Tangerine Dream were/are a an Electronica/Progressive band from Berlin, Germany. They  have been releasing albums and music for more than 40 years with Edgar Froese as major figure in the band. Froese died in 2015 and with him a lot of the concept of the  group. Tangerine Dream had multiple line up changes and their sound was mostly focused on experimentation and argumentation of synthetic formulas to develop audible emotions and perceptions. Phaedra was their first release under Virgin Label departing from their previous experimental and cult label Ohr. Recorded in only six weeks, Phaedra received practically no Airplay, however it managed to reach number 15 in the UK and was a financial success for the band. John Peel regarded Phaedra as the best album of 1974.

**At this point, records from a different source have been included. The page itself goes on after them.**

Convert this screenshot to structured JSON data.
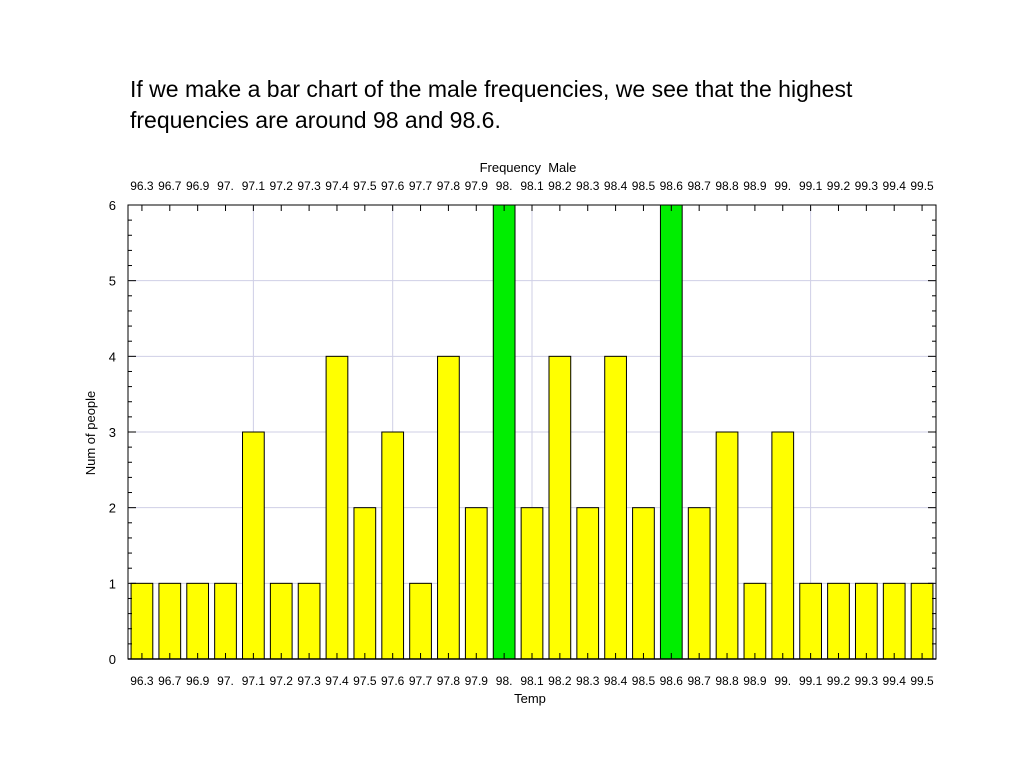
{
  "caption": "If we make a bar chart of the male frequencies, we see that the highest frequencies are around 98 and 98.6.",
  "colors": {
    "bar": "#ffff00",
    "highlight": "#00ee00",
    "grid": "#cfcfe6",
    "axis": "#000000"
  },
  "chart_data": {
    "type": "bar",
    "title": "Frequency  Male",
    "xlabel": "Temp",
    "ylabel": "Num of people",
    "ylim": [
      0,
      6
    ],
    "yticks": [
      0,
      1,
      2,
      3,
      4,
      5,
      6
    ],
    "grid": true,
    "categories": [
      "96.3",
      "96.7",
      "96.9",
      "97.",
      "97.1",
      "97.2",
      "97.3",
      "97.4",
      "97.5",
      "97.6",
      "97.7",
      "97.8",
      "97.9",
      "98.",
      "98.1",
      "98.2",
      "98.3",
      "98.4",
      "98.5",
      "98.6",
      "98.7",
      "98.8",
      "98.9",
      "99.",
      "99.1",
      "99.2",
      "99.3",
      "99.4",
      "99.5"
    ],
    "values": [
      1,
      1,
      1,
      1,
      3,
      1,
      1,
      4,
      2,
      3,
      1,
      4,
      2,
      6,
      2,
      4,
      2,
      4,
      2,
      6,
      2,
      3,
      1,
      3,
      1,
      1,
      1,
      1,
      1
    ],
    "highlighted_categories": [
      "98.",
      "98.6"
    ]
  }
}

                                                        


Regina:

This record is like that impulse you have had once or twice in your life but never managed to do anything with it. Progressive rock, loved and hated in the modern musical culture, is a decisive standard to assimilate what we hear today, it bases its existence on a sort of philosophic ideal  in which we all are capable to keep discovering sounds and wondering ''why?''. Why do we have to listen to the same stuff all the time and why we can't break the rules? Why should we break them, as well. Progressive rock goes and orbits towards that, but it could have been impossible to imagine it without Krautrock. You know, 'Kraut'' electronic music taken to a mainstream level or at least to a popular level. Krautrock is the essence of Germany; the Germany destroyed by war and sadly taken by American culture to a massive, and sometimes, annoying degree. Electronic music was loathed by the time Krautrock started, It was perceived as anti rock music and distant to all the things that Rock (American and Brit rock) represented. Yeah, rockers are sometimes the most closed minded creatures alive. But Germans, tireless as  they are, didn't give up and kept experimenting with their noises, with their synths and with their souls and brains. Providing their  machines with exquisite sensations and textures to be able to express their synesthetic random symptoms. This is Phaedra. Water always joins water and Germans, cold, androgynous, machine-like creatures found in Kraut music and electronica, their grial, the things that they could exhibit as theirs. Tangerine Dream, among many other samples of raging technological sounds (Kraftwerk, Neu, Can, Ash Ra Tempel or Cluster) were there to build the wall. Phaedra is the best album by TD, ominous but relaxing, easy to enjoy but also weird and disturbing, hypnotic but also unnerving. When you close your eyes and pay attention, you can feel like swimming in stars, and this happened in 1973, thinking that something could recreate such a tremendous experience so many years ago, is nothing but astonishing. That VSC3 so 70s yet so spectral and coming from shouts of Lost cosmonauts is the imprevisible amplification of the master minds behind this blatant shock wave. This artificial sound has more soul than many orchestras out there. The juxtaposition  of sequences with mellotrón to create a tribal sound and the wake of electronic music at early age. Become a new lost cosmonaut, and have nightmares of despair and menacing starry emissions.